Jose F Barbosa-Neto , Universidade Federal do Rio Grande do Sul, Porto Alegre, Brazil
Cristian Chaparro , University of Perpignan, Perpignan, France
Olivier Panaud , University of Perpignan, Perpignan, France
Highly repeated sequences are the major limitation for sequencing repeated regions and assembling scaffolds. This is particularly true when sequencing a complex genome using NGS data. Sequencing projects have to deal with millions of unassembled sequences and an increase in genome coverage does not solve the problem. These unassembled sequences contain repeated elements that cannot be easily assembled by the different algorithms.
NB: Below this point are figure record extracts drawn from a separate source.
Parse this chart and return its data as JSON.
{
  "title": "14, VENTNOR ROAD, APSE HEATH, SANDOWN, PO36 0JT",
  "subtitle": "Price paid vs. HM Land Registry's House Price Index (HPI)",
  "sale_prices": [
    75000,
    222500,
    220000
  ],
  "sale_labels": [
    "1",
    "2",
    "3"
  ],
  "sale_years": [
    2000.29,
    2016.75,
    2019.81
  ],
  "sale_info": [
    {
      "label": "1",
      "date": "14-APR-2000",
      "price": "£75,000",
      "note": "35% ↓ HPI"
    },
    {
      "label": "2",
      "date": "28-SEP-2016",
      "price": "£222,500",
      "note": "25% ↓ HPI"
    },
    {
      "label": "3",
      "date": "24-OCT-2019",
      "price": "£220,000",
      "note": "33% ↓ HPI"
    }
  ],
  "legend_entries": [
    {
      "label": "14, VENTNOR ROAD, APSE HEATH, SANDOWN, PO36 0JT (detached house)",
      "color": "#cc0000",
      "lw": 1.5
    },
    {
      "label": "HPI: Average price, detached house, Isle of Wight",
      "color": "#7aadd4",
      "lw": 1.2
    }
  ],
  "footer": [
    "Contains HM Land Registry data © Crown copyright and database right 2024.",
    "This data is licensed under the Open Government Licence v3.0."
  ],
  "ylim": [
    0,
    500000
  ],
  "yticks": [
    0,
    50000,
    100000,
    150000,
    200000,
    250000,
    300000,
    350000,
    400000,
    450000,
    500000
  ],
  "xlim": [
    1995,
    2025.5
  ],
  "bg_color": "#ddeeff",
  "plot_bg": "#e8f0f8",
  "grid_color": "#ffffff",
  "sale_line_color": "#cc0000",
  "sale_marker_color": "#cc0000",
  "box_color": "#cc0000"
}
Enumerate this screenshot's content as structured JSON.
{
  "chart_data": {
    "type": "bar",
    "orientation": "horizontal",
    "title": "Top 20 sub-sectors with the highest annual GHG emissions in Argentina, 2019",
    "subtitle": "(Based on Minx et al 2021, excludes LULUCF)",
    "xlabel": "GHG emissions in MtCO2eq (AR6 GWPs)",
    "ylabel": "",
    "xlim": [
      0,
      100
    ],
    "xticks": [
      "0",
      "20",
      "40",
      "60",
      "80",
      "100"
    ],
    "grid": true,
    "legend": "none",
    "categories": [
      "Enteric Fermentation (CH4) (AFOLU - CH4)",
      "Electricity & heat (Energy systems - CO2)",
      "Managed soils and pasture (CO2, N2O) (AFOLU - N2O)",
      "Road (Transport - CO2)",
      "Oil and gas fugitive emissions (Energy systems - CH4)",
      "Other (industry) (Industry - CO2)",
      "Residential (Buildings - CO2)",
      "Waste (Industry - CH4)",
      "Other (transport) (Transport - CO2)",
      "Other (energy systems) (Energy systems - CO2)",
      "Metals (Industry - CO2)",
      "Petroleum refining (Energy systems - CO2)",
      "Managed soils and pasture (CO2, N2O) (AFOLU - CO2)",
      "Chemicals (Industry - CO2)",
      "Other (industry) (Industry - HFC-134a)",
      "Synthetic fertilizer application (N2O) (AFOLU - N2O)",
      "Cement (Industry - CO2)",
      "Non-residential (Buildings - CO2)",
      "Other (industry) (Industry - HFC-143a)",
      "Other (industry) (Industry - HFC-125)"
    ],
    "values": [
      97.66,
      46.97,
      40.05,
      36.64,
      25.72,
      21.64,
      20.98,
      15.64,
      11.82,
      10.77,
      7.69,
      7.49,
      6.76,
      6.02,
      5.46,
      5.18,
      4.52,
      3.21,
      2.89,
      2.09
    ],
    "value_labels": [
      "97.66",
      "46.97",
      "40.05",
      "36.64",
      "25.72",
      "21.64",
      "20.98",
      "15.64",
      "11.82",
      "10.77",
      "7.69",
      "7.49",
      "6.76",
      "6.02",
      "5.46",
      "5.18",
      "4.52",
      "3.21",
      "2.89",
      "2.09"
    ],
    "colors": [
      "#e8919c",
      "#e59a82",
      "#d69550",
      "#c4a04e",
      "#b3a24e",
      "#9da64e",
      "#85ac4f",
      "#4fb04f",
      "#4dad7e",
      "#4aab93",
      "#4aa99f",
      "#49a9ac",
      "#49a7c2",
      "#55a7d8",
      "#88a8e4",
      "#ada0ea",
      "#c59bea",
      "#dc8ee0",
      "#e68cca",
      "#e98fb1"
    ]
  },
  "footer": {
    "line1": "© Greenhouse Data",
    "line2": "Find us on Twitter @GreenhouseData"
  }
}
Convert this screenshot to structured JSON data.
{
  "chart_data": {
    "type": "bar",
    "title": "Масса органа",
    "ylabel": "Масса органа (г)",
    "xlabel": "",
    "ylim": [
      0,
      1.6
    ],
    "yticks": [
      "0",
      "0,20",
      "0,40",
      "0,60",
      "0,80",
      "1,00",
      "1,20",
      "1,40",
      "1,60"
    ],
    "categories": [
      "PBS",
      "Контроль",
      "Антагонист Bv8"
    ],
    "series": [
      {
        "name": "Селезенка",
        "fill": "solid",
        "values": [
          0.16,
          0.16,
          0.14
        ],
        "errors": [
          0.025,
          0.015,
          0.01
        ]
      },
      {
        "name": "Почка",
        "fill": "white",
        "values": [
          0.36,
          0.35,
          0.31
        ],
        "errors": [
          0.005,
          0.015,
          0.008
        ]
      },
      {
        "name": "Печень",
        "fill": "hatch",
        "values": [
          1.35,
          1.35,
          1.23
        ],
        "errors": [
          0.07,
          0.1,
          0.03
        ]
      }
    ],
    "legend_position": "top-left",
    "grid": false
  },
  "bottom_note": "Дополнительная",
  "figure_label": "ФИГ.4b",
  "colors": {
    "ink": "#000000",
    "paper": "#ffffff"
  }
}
Cwalking is a Perl script that builds new sequences from these unassembled sequences. It is based on a step by step approach and in the identification of overlapping sequences. At each extension step all matching sequences are eliminated from the database in order to reduce subsequent analysis. At this step it is necessary to test the obtained sequence for the identification of tranposons, retrotranposons, or other genomic structures that are highly repeated. This process may be used several times in order to explain the whole set of unassembled sequences. Cwalking was tested in two sequencing projects, cocoa (Theobroma cacao) and banana (Musa paradisiaca). The analysis in the cacao project allowed the identification of five different repeated structures, which explained 1,845,360 sequences, representing 57% of the total. A major retrotransposon (Gaucho) was estimated to have over 1100 copies, covering around 13Mb of the cacao genome. In the banana analysis a total of 1,645,810 unassembled sequences were used and 58% were related to repeated elements. Cwalking proved to be an efficient and fast script to analyze unassembled sequences, being an important tool for genome annotation projects.